By now, we would have heard that Prime Minister Lee Hsien Loong is in Washington D.C., where US President Barack Obama will host the Singapore delegation to a special dinner at the White House on Aug. 2.
It is a diplomatic coup for the tiny red dot, for Obama has only hosted 11 state dinners since 2009.
Moreover, Singapore is the first Southeast Asian country and only the fifth Asian nation after India, China, Japan and South Korea to be honoured.
Since it is a special, special dinner, let's take a closer look at the delegation that PM Lee brought with him for this trip.
According to the Prime Minister's Office's statement, this is the delegation that represents Singapore:
Prime Minister Lee will be accompanied by Mrs Lee, Minister for Foreign Affairs Dr Vivian Balakrishnan and Mrs Balakrishnan, Minister for Trade and Industry (Industry) S Iswaran, Minister in the Prime Minister’s Office Chan Chun Sing, Acting Minister for Education (Higher Education and Skills) and Senior Minister of State for Defence Ong Ye Kung, Members of Parliament Christopher de Souza and Rahayu Mahzam, and Nominated Member of Parliament Chia Yong Yong.
1. The delegation represents Singapore's diversity and multi-racialism.
The delegation included three Chinese Ministers (Lee, Chan, Ong), two Indian Ministers (Vivian, Iswaran), one Malay MP (Rahayu), one Eurasian MP (de Souza) and one Nominated MP with disabilities (Chia).
In fact, this diversity was also highlighted by Rahayu herself, who told The Straits Times that she was proud that the delegation included representatives from different communities.
She also mentioned to ST that "it shows our leadership is inclusive... we never take diversity for granted and we are able to showcase that as we travel".
2. The visit bears a few similarities to the last time Singapore was invited.
i.
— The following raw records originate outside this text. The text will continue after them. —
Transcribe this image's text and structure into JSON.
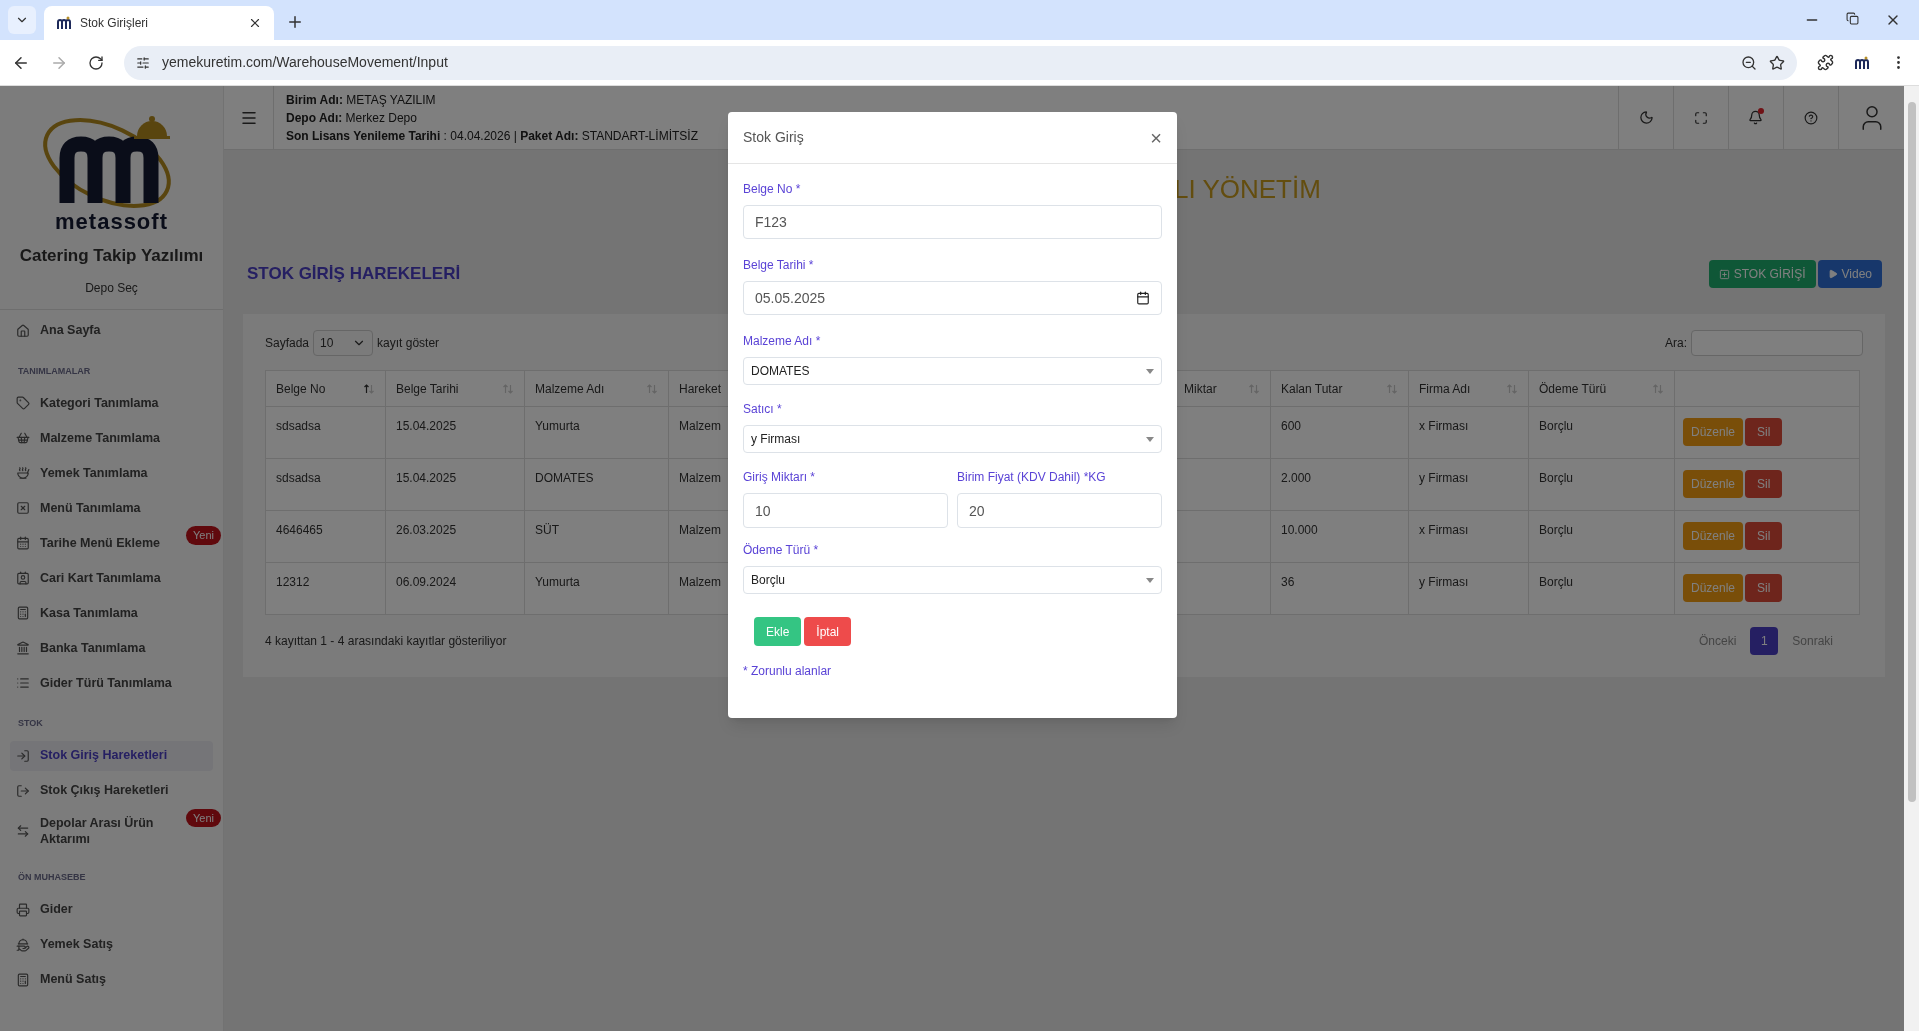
{
  "browser": {
    "tabs": [
      {
        "title": "Stok Girişleri",
        "selected": true
      }
    ],
    "url": "yemekuretim.com/WarehouseMovement/Input"
  },
  "sidebar": {
    "brand": "metassoft",
    "app_title": "Catering Takip Yazılımı",
    "depot_link": "Depo Seç",
    "sections": [
      {
        "items": [
          {
            "label": "Ana Sayfa",
            "selected": false
          }
        ]
      },
      {
        "title": "TANIMLAMALAR",
        "items": [
          {
            "label": "Kategori Tanımlama",
            "selected": false
          },
          {
            "label": "Malzeme Tanımlama",
            "selected": false
          },
          {
            "label": "Yemek Tanımlama",
            "selected": false
          },
          {
            "label": "Menü Tanımlama",
            "selected": false
          },
          {
            "label": "Tarihe Menü Ekleme",
            "selected": false,
            "badge": "Yeni"
          },
          {
            "label": "Cari Kart Tanımlama",
            "selected": false
          },
          {
            "label": "Kasa Tanımlama",
            "selected": false
          },
          {
            "label": "Banka Tanımlama",
            "selected": false
          },
          {
            "label": "Gider Türü Tanımlama",
            "selected": false
          }
        ]
      },
      {
        "title": "STOK",
        "items": [
          {
            "label": "Stok Giriş Hareketleri",
            "selected": true
          },
          {
            "label": "Stok Çıkış Hareketleri",
            "selected": false
          },
          {
            "label": "Depolar Arası Ürün Aktarımı",
            "selected": false,
            "badge": "Yeni"
          }
        ]
      },
      {
        "title": "ÖN MUHASEBE",
        "items": [
          {
            "label": "Gider",
            "selected": false
          },
          {
            "label": "Yemek Satış",
            "selected": false
          },
          {
            "label": "Menü Satış",
            "selected": false
          }
        ]
      }
    ]
  },
  "header": {
    "info_lines": [
      "**Birim Adı:** METAŞ YAZILIM",
      "**Depo Adı:** Merkez Depo",
      "**Son Lisans Yenileme Tarihi** : 04.04.2026 | **Paket Adı:** STANDART-LİMİTSİZ"
    ],
    "notification_dot": true
  },
  "banner": "LI YÖNETİM",
  "page_title": "STOK GİRİŞ HAREKELERİ",
  "actions": [
    {
      "label": "STOK GİRİŞİ",
      "kind": "add"
    },
    {
      "label": "Video",
      "kind": "video"
    }
  ],
  "table": {
    "length_prefix": "Sayfada",
    "length_value": "10",
    "length_suffix": "kayıt göster",
    "search_label": "Ara:",
    "columns": [
      {
        "label": "Belge No",
        "sorted": true
      },
      {
        "label": "Belge Tarihi",
        "sorted": false
      },
      {
        "label": "Malzeme Adı",
        "sorted": false
      },
      {
        "label": "Hareket"
      },
      {
        "label": "Miktar",
        "sorted": false
      },
      {
        "label": "Kalan Tutar",
        "sorted": false
      },
      {
        "label": "Firma Adı",
        "sorted": false
      },
      {
        "label": "Ödeme Türü",
        "sorted": false
      }
    ],
    "rows": [
      {
        "cells": [
          "sdsadsa",
          "15.04.2025",
          "Yumurta",
          "Malzem",
          "",
          "600",
          "x Firması",
          "Borçlu"
        ],
        "edit": "Düzenle",
        "delete": "Sil"
      },
      {
        "cells": [
          "sdsadsa",
          "15.04.2025",
          "DOMATES",
          "Malzem",
          "",
          "2.000",
          "y Firması",
          "Borçlu"
        ],
        "edit": "Düzenle",
        "delete": "Sil"
      },
      {
        "cells": [
          "4646465",
          "26.03.2025",
          "SÜT",
          "Malzem",
          "",
          "10.000",
          "x Firması",
          "Borçlu"
        ],
        "edit": "Düzenle",
        "delete": "Sil"
      },
      {
        "cells": [
          "12312",
          "06.09.2024",
          "Yumurta",
          "Malzem",
          "",
          "36",
          "y Firması",
          "Borçlu"
        ],
        "edit": "Düzenle",
        "delete": "Sil"
      }
    ],
    "info": "4 kayıttan 1 - 4 arasındaki kayıtlar gösteriliyor",
    "pagination": {
      "prev": "Önceki",
      "pages": [
        {
          "label": "1",
          "selected": true
        }
      ],
      "next": "Sonraki"
    }
  },
  "modal": {
    "title": "Stok Giriş",
    "close": "×",
    "fields": [
      {
        "kind": "input",
        "label": "Belge No *",
        "value": "F123"
      },
      {
        "kind": "date",
        "label": "Belge Tarihi *",
        "value": "05.05.2025"
      },
      {
        "kind": "select",
        "label": "Malzeme Adı *",
        "value": "DOMATES"
      },
      {
        "kind": "select",
        "label": "Satıcı *",
        "value": "y Firması"
      },
      {
        "kind": "pair",
        "items": [
          {
            "label": "Giriş Miktarı *",
            "value": "10"
          },
          {
            "label": "Birim Fiyat (KDV Dahil) *KG",
            "value": "20"
          }
        ]
      },
      {
        "kind": "select",
        "label": "Ödeme Türü *",
        "value": "Borçlu"
      }
    ],
    "submit": "Ekle",
    "cancel": "İptal",
    "note": "* Zorunlu alanlar"
  }
}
Bilateral relations at an all-time high: When the late Lee Kuan Yew (LKY) was invited by the late President Ronald Reagan, US-Singapore relations were at its peak. In fact, LKY remarked at his dinner toast to Reagan that "the friendly relations between the United States and Singapore are at their best, indeed, as they should be".
This was three years before the unfortunate Hendrickson Affair in 1988. Hendrickson, the first secretary of US embassy, was deemed to be interfering with Singapore's domestic politics and was expelled from Singapore.
Current US-Singapore relations are also at an all-time high during the 50th anniversary of its diplomatic relations.
During the Shangri-La Dialogue (an Asian security summit), Defence Secretary Ashton Carter told the media (June 3) that the US had “no better friend than Singapore” in the region.
Obama brought the BFF level up a notch, in a recent exclusive interview with The Straits Times, noting that "Singapore is an anchor for the US presence in the region, which is a foundation of stability and peace".
Today, Obama decided to reinforce the hardiness of our relations by saying that Singapore and the US are "solid-rock partners" at an official arrival ceremony at the White House today.
ii. Singapore is on a look-out for its next PM:
Five years after the last White House dinner in 1985, Singapore had a new PM to succeed LKY.
Will we see a new PM in five years' time? After all, PM Lee, 64, has noted before that he would not like to be Prime Minister beyond 70 years old in 2022.
When the late LKY was at the White House in October 1985, there was already a clear front-runner.
Goh Chok Tong was then recently promoted to First Deputy Prime Minister and Minister for Defence ten months earlier (Jan 1985). Goh, of course, became Singapore's second PM five years later in 1990.
However, things are not as clear currently.
Which brings us to our final observation about the delegation.
3. The Ministers represented in the delegation offers a hint regarding the fourth generation leadership.
There are five ministers in the delegation.
If we exclude PM Lee and Foreign Minister Vivian Balakrishnan, we are left with three fourth-generation leaders who accompanied PM Lee: Iswaran, Chan and Ong.
The presence of S. Iswaran, Minister for Trade and Industry (Industry), was required since the delegation was meeting US Treasury Secretary Jack Lew and Secretary of Commerce Penny Pritzker.
Which leaves us with these two Ministers.
Chan Chun Sing, Minister, Prime Minister’s Office, and NTUC Sec-Gen, 46 years old
Ong Ye Kung, Acting Minister for Education (Higher Education and Skills), and Senior Minister of State for Defence, 46 years old
Both will be 52 years old when PM Lee turns 70.
The same age when PM Lee became Singapore's third PM in 2004.